Still holding O’Klaren’s cock, Preacher sliced it.
Letting the piece of flesh fall to the floor, Preacher grabbed his cell phone, not caring about his bloody hand.
He dialed Robin’s number but didn’t get a response. Within a matter of seconds, he’d dialed the house, Bishop’s number, and finally Robin’s again.
“No answer on either.”
In between moans, O’Klaren started to laugh. “Oops, it sounds to me, you’ve made one big mistake.”
“There’s no way Reaper would take my daughter,” Bear said.

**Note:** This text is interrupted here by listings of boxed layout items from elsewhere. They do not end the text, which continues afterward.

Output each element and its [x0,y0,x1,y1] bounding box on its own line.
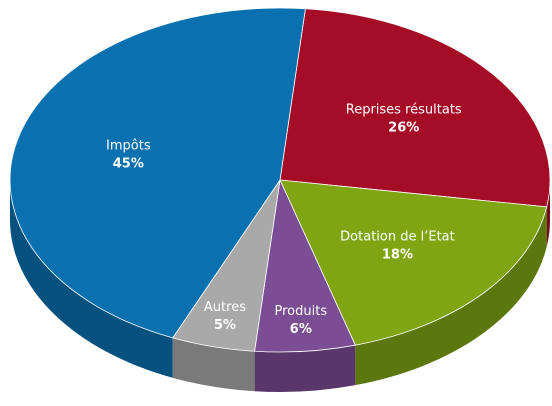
slice-value-label: 6% [290,322,312,337]
slice-side [10,180,173,378]
slice-side [254,345,356,392]
slice-value-label: 26% [388,120,419,135]
slice-side [546,180,550,247]
slice-side [172,337,255,392]
slice-label: Dotation de l’Etat [340,229,455,244]
slice-label: Reprises résultats [346,102,462,117]
pie-sides [10,180,550,392]
slice-label: Produits [275,304,328,319]
slice-value-label: 18% [382,247,413,262]
slice-value-label: 45% [113,157,144,172]
slice [279,8,551,208]
slice-side [355,206,547,386]
slice-label: Autres [204,300,246,315]
slice [279,179,548,346]
slice-label: Impôts [106,139,151,154]
slice [9,7,306,339]
slice-value-label: 5% [214,318,236,333]
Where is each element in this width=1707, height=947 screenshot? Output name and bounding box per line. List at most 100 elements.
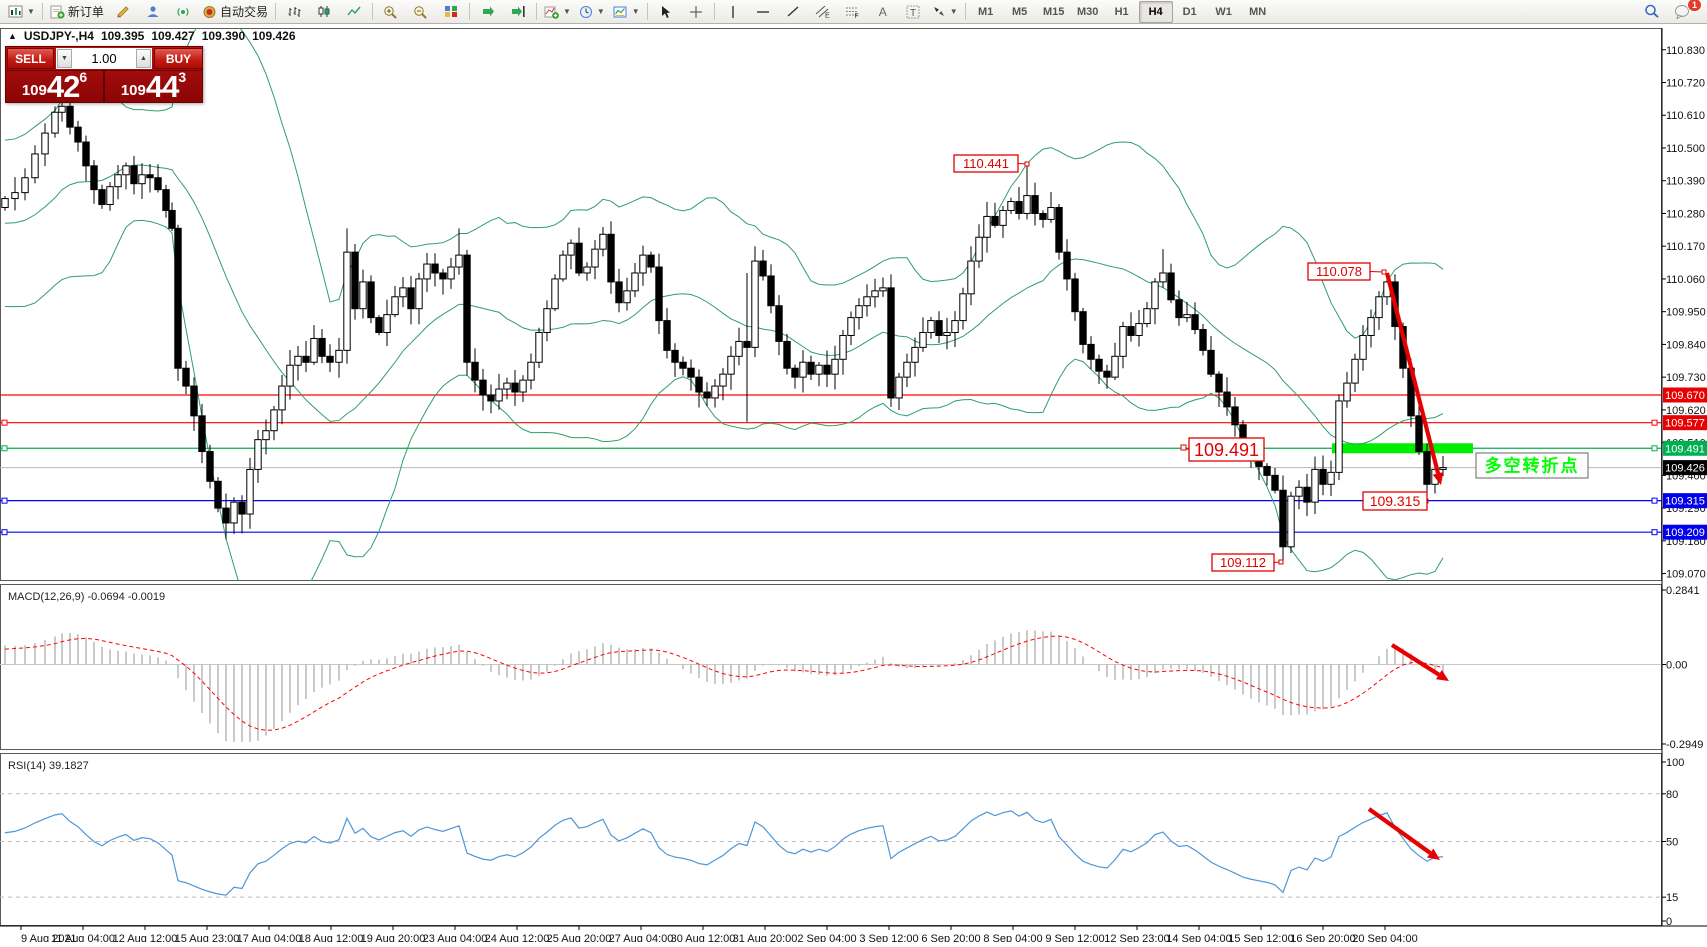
rsi-panel xyxy=(0,793,1662,898)
symbol-info-bar: ▲ USDJPY-,H4 109.395 109.427 109.390 109… xyxy=(8,29,296,43)
search-button[interactable] xyxy=(1637,1,1667,23)
indicators-button[interactable]: ▼ xyxy=(540,1,575,23)
signals-button[interactable] xyxy=(168,1,198,23)
svg-text:F: F xyxy=(855,13,859,18)
price-flag-109.491[interactable] xyxy=(1188,437,1265,462)
fibonacci-icon: F xyxy=(845,5,860,20)
price-tick-label: 109.950 xyxy=(1666,307,1706,319)
tab-timeframe-h4[interactable]: H4 xyxy=(1138,0,1173,23)
line-handle[interactable] xyxy=(1,445,8,452)
candles-series xyxy=(1,92,1447,562)
sell-button[interactable]: SELL xyxy=(7,48,54,69)
auto-trading-button[interactable]: 自动交易 xyxy=(198,1,272,23)
line-handle[interactable] xyxy=(1,529,8,536)
tab-timeframe-w1[interactable]: W1 xyxy=(1215,5,1232,18)
volume-decrease-button[interactable]: ▼ xyxy=(57,49,72,68)
svg-text:109.209: 109.209 xyxy=(1665,527,1705,539)
time-tick-label: 23 Aug 04:00 xyxy=(423,933,488,942)
tab-timeframe-m30[interactable]: M30 xyxy=(1076,5,1099,18)
horizontal-line-button[interactable] xyxy=(748,1,778,23)
tile-windows-button[interactable] xyxy=(436,1,466,23)
line-mode-button[interactable] xyxy=(339,1,369,23)
tab-timeframe-m1[interactable]: M1 xyxy=(978,5,994,18)
buy-price-main: 44 xyxy=(145,69,179,104)
price-flag-109.315[interactable] xyxy=(1362,491,1428,511)
templates-button[interactable]: ▼ xyxy=(609,1,644,23)
line-handle[interactable] xyxy=(1651,497,1658,504)
text-button[interactable]: A xyxy=(868,1,898,23)
price-axis[interactable]: 110.830 110.720 110.610 110.500 110.390 110.2… xyxy=(1661,24,1707,942)
indicators-icon xyxy=(544,5,559,19)
line-handle[interactable] xyxy=(1651,419,1658,426)
sell-price-main: 42 xyxy=(46,69,80,104)
price-chart-svg[interactable]: 110.441 110.078 109.491 109.315 109.112 多空转折点… xyxy=(0,24,1707,945)
downtrend-arrow-macd[interactable] xyxy=(1390,643,1440,677)
price-flag-text: 110.441 xyxy=(963,156,1009,171)
crosshair-icon xyxy=(689,5,703,19)
tab-timeframe-m5[interactable]: M5 xyxy=(1012,5,1028,18)
time-tick-label: 27 Aug 04:00 xyxy=(609,933,674,942)
time-tick-label: 8 Sep 04:00 xyxy=(983,933,1042,942)
rsi-title: RSI(14) 39.1827 xyxy=(8,760,89,772)
cursor-icon xyxy=(660,5,672,19)
auto-scroll-button[interactable] xyxy=(473,1,503,23)
community-button[interactable] xyxy=(138,1,168,23)
notifications-button[interactable]: 1 xyxy=(1667,0,1702,23)
price-flag-110.441[interactable] xyxy=(953,154,1019,173)
line-chart-icon xyxy=(347,5,361,18)
collapse-panel-icon[interactable]: ▲ xyxy=(8,31,17,41)
rsi-tick-label: 0 xyxy=(1666,916,1672,928)
price-flag-110.078[interactable] xyxy=(1307,262,1371,281)
buy-price[interactable]: 109 44 3 xyxy=(105,69,202,104)
axis-badge-109.577 xyxy=(1663,415,1707,431)
metaeditor-button[interactable] xyxy=(108,1,138,23)
fibonacci-button[interactable]: F xyxy=(838,1,868,23)
volume-input[interactable] xyxy=(72,49,136,68)
svg-text:109.315: 109.315 xyxy=(1665,496,1705,508)
time-tick-label: 15 Sep 12:00 xyxy=(1228,933,1293,942)
trendline-button[interactable] xyxy=(778,1,808,23)
vertical-line-button[interactable] xyxy=(718,1,748,23)
line-handle[interactable] xyxy=(1651,529,1658,536)
sell-price[interactable]: 109 42 6 xyxy=(6,69,105,104)
tab-timeframe-d1[interactable]: D1 xyxy=(1182,5,1197,18)
downtrend-arrow-main[interactable] xyxy=(1384,272,1441,474)
downtrend-arrow-rsi[interactable] xyxy=(1367,807,1432,855)
annotation-box[interactable] xyxy=(1475,452,1589,479)
volume-increase-button[interactable]: ▲ xyxy=(136,49,151,68)
notification-count-badge: 1 xyxy=(1686,0,1702,12)
tab-timeframe-m15[interactable]: M15 xyxy=(1042,5,1065,18)
line-handle[interactable] xyxy=(1651,445,1658,452)
new-order-button[interactable]: 新订单 xyxy=(46,1,108,23)
candles-mode-button[interactable] xyxy=(309,1,339,23)
tab-timeframe-mn[interactable]: MN xyxy=(1249,5,1267,18)
zoom-in-button[interactable] xyxy=(376,1,406,23)
chart-area[interactable]: 110.441 110.078 109.491 109.315 109.112 多空转折点… xyxy=(0,24,1707,945)
arrows-button[interactable]: ▼ xyxy=(928,1,962,23)
price-tick-label: 109.620 xyxy=(1666,405,1706,417)
line-handle[interactable] xyxy=(1,419,8,426)
cursor-button[interactable] xyxy=(651,1,681,23)
channel-button[interactable]: E xyxy=(808,1,838,23)
chart-shift-button[interactable] xyxy=(503,1,533,23)
svg-text:109.577: 109.577 xyxy=(1665,418,1705,430)
time-tick-label: 16 Sep 20:00 xyxy=(1290,933,1355,942)
price-tick-label: 110.060 xyxy=(1666,274,1705,286)
highlight-zone[interactable] xyxy=(1332,443,1473,454)
toolbar-separator xyxy=(41,3,43,20)
price-flag-109.112[interactable] xyxy=(1211,553,1275,572)
tab-timeframe-h1[interactable]: H1 xyxy=(1114,5,1129,18)
buy-button[interactable]: BUY xyxy=(154,48,203,69)
new-chart-button[interactable]: ▼ xyxy=(4,1,39,23)
line-handle[interactable] xyxy=(1,497,8,504)
bollinger-lower xyxy=(4,219,1444,581)
macd-title: MACD(12,26,9) -0.0694 -0.0019 xyxy=(8,591,165,603)
svg-text:109.670: 109.670 xyxy=(1665,390,1705,402)
zoom-out-button[interactable] xyxy=(406,1,436,23)
price-flag-text: 110.078 xyxy=(1316,264,1362,279)
candlestick-chart-icon xyxy=(317,5,331,18)
crosshair-button[interactable] xyxy=(681,1,711,23)
bars-mode-button[interactable] xyxy=(279,1,309,23)
periods-button[interactable]: ▼ xyxy=(575,1,609,23)
text-label-button[interactable]: T xyxy=(898,1,928,23)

“What about Rebecca? This could all be lies.”
“Oh, it’s not lies,” O’Klaren said. “That woman hates your fucking guts for getting her pregnant. She wants to see you all suffer, and it’s going to be fun to watch her get what she wants.”
Preacher slammed his fist into O’Klaren’s face so that he knocked him out cold.
Without looking back, Preacher walked out of the warehouse, going to his bike. Bear was hot on his heels.
“No, I need you to stay here.”
“Are you fucking kidding me? I’m coming with you, and then I’m going to speak to that whore of a wife of mine. I need to know he’s fucking lying.”
“And if this is all a ploy to get us out of there, I need you to hold down the fort. I need you to stay here and keep an eye on everyone.”
Bear shook his head. “Robin’s my little girl. I know I haven’t been the best father to her, but I don’t want anything to happen to her. She’s my girl.”
“I know, and I’m going to be doing everything I can to get her back if she’s been taken. I need you to stay here.”
Bear looked back at the warehouse. “You’ll call me the moment you see her?”
“Fine. I’m going to go and play with him a while.”
“Go and have a whole lot of fun. I don’t mind. I’ll call you when I find her. Don’t let him die. He needs to pay for what he’s done.”
Climbing onto his bike, he gunned the engine and took off, heading back home.
Nothing can happen to her.
I can’t let anyone hurt her.
Robin’s fine. There’s no way Reaper would take her.
He had to be certain.
With each passing second, he didn’t like the pain spiraling in his gut from the thought of Reaper getting his hands on Robin. He should have dealt with the son of bitch the moment he’d stepped into Knight’s Bridge, but Reaper had backed off, and Preacher didn’t want to deal with casualties, not when he had O’Klaren breathing down his neck.
He’d made one big fat error in judgment, but it wouldn’t happen again. He broke the speed limit, getting to his home, and when he got there, it was dark but his floodlights were one. Pulling into his driveway, he stopped when he saw Bishop, on the porch steps, head in his hand, holding his cell phone.